The new, developed city with skyscrapers and shopping malls was once an important hub for revolutionaries. The Pahartali European Club was the place where Pritilata Waddedar and her team led an armed attack against the British in 1932. This historical landmark and its significance is highly overlooked.
The last time I went to Chattogram, one of my friends took me to P K Sen Road in Firingi Bazar near Sadarghat. There was a building, which was once known as the tallest building in the city. It did not look very high to me now, but the 132-year old building still retained its beautiful balconies and rooftop.
The next iconic structure I visited was the Chandanpura Mosque, which is known for its multiple domes and minarets in bright colours. The design reminded me of the onion domes in Russia. The mosque was renovated in 1952. This is clearly an attractive spot for tourists.
After visiting all these historial places, I was thirsty for a sip of tea under the open sky.
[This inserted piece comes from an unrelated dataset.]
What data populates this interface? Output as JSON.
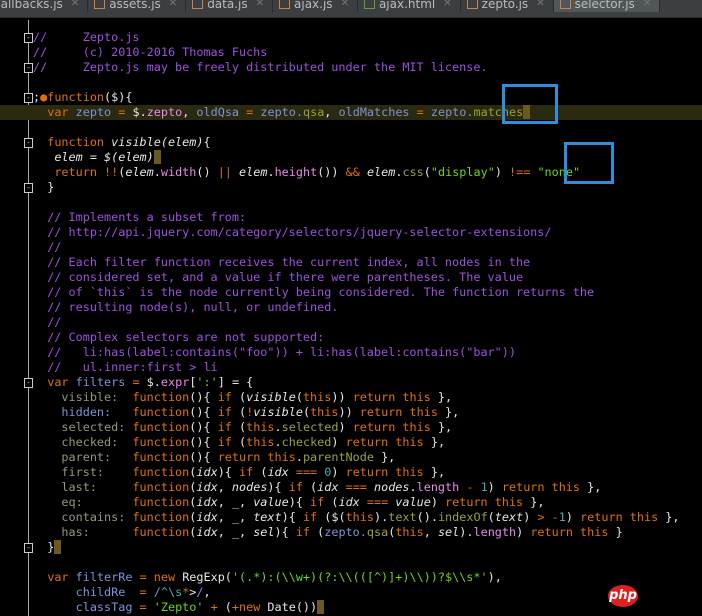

So, I went to the CRB area, which is known as the lungs of the city. The greenery here is truly wonderful. I sat under a giant banyan tree which had small food kiosks all around. A pleasant breeze was blowing and it was a good resting spot for me.
My next destination was the holy shrine of Bayezid Bostami in the Oxygen area. The shrine is famous for having some endangered turtles. These are also considered holy by visitors who regularly feed them fruits etc.
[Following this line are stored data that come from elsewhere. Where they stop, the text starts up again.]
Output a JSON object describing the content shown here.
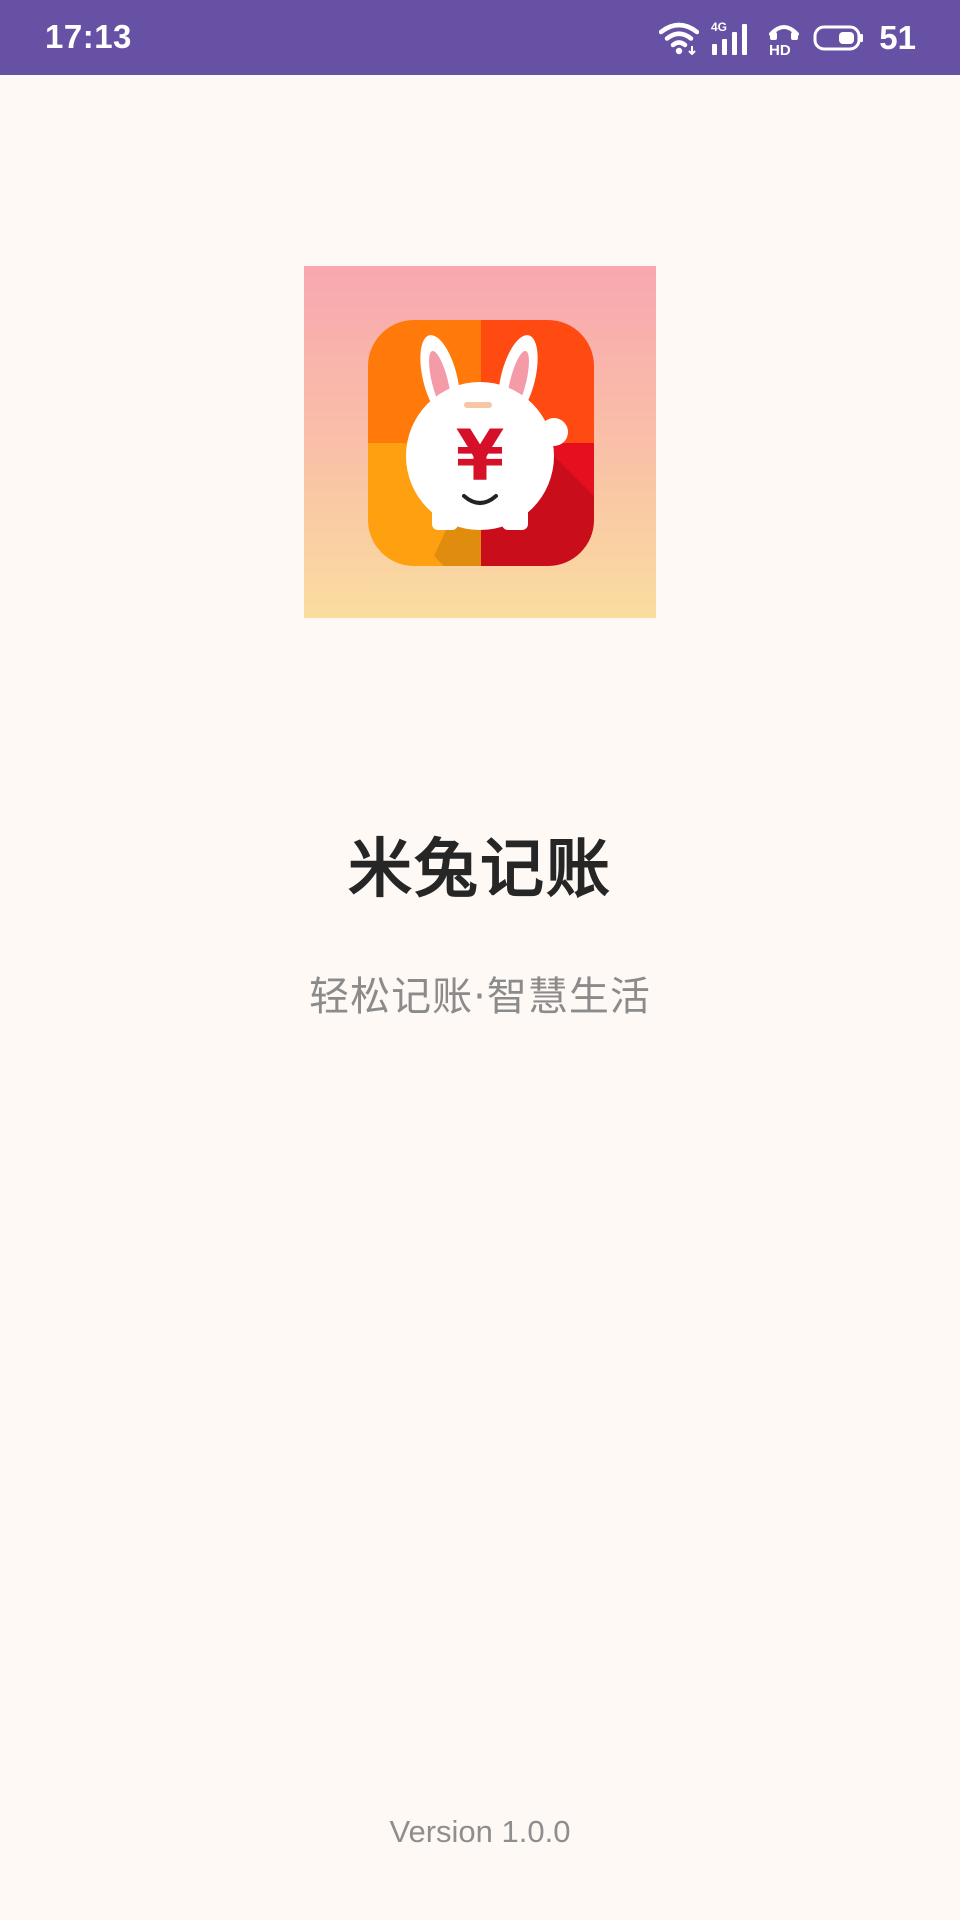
{
  "status_bar": {
    "time": "17:13",
    "network_label": "4G",
    "hd_label": "HD",
    "battery_level": "51",
    "icons": [
      "wifi-icon",
      "signal-icon",
      "hd-call-icon",
      "battery-icon"
    ],
    "background_color": "#6751A4"
  },
  "splash": {
    "app_icon": "piggy-bank-rabbit-icon",
    "app_icon_symbol": "¥",
    "app_name": "米兔记账",
    "slogan": "轻松记账·智慧生活",
    "version": "Version 1.0.0"
  },
  "colors": {
    "background": "#FFF9F6",
    "title": "#262626",
    "slogan": "#8B8B8B",
    "version": "#8E8E8E",
    "icon_orange": "#FF7A1A",
    "icon_red": "#E60F1F"
  }
}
Although I usually avoid red meat, if you come to Chattogram, you must taste the mezbani beef. This item requires more than 100 spices to bring out the unique savoury flavour.
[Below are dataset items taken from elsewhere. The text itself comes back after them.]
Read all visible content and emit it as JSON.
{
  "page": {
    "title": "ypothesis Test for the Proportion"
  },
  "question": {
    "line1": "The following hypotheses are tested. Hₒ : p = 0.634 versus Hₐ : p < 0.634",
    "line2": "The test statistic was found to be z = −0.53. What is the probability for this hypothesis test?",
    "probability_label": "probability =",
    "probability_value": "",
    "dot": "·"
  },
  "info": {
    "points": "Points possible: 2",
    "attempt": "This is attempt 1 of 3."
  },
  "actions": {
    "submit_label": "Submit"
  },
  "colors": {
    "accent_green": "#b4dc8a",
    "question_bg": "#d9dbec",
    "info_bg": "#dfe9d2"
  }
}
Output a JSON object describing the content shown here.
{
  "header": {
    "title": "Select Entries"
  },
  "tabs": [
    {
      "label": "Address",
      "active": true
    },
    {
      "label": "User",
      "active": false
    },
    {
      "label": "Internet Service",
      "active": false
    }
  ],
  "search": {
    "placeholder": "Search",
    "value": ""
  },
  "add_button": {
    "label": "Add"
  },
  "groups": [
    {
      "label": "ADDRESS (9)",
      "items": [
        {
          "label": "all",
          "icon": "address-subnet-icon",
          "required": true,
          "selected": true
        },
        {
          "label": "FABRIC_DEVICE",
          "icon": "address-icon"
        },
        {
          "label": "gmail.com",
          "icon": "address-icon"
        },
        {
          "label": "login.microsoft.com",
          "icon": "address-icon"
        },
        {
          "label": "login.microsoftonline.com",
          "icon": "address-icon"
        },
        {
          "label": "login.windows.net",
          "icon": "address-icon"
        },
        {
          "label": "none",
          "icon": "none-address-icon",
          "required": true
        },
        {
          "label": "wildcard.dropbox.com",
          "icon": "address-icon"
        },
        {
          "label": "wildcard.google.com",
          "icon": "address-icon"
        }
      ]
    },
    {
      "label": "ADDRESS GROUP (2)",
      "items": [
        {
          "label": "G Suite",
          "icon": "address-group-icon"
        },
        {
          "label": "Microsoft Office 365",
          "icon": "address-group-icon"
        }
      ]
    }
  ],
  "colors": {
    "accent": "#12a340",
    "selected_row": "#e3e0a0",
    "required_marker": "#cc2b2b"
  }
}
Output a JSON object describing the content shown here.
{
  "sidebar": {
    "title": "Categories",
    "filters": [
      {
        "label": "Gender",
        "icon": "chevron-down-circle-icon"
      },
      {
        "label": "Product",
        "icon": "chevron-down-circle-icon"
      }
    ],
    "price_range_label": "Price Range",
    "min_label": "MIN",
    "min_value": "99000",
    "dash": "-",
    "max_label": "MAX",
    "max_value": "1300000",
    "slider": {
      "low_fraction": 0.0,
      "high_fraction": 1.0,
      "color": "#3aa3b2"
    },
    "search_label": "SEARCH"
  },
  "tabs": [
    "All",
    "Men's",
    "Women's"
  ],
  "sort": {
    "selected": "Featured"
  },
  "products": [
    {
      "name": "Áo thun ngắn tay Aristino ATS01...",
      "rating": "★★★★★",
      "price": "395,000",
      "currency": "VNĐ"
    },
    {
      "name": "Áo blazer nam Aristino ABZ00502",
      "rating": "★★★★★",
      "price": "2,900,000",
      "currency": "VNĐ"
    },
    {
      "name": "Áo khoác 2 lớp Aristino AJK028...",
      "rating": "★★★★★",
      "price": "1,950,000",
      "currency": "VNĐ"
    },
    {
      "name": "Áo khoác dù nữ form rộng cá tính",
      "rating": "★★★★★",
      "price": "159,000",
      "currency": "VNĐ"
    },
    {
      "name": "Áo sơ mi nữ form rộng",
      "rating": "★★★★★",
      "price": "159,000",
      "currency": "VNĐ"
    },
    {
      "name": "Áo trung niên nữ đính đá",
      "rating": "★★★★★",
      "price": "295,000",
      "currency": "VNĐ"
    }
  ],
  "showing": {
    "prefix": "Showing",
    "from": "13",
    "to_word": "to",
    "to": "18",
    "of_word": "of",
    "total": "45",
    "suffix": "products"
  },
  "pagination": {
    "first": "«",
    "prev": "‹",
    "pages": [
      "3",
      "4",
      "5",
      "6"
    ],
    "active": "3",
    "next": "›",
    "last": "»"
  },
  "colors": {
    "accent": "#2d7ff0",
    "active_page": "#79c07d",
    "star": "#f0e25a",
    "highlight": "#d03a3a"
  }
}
There was a time when authentic mezbani beef was only cooked during special programmes. But now there are quite a few restaurants who sell it.
The Dastagir Hotel and Restaurant in Andarqilla sells beef nehari from 5am. By 6am, it is finished. I personally went two days in a row, and missed the food both times. On the third day however, I got to taste a bowl full of this delicacy.
Wherever I go, my first task is to find a bookstore, preferably the old ones. Although the Batighor book store in Jamal Khan Road is not very old, it still is a nice place for bilbliophiles. The architecture is unique as the whole store is designed like a ship.
When you can't go to Cox's Bazar, you should visit the Patenga Beach in Chattogram. Locals and tourists come here every day to watch a breathtaking sunset. The beach, although not as tranquil as before, is not far from the city.
When I was younger, I would not leave Chattogram without tasting the faluda at Liberty and the chicken jhaal fry at Sarah Restaurant. This time, however, I was aware of my calorie intake.
These are some of the places in the port city I could cover in a weekend, but it is always nice to stay here for a few more days, walk among the old areas, visit the bazaars, and the green Chattogram University campus.
If you get more time, you can visit the Patharghata Catholic Church and Shah Amanat Bridge. The latter looks particularly stunning at night.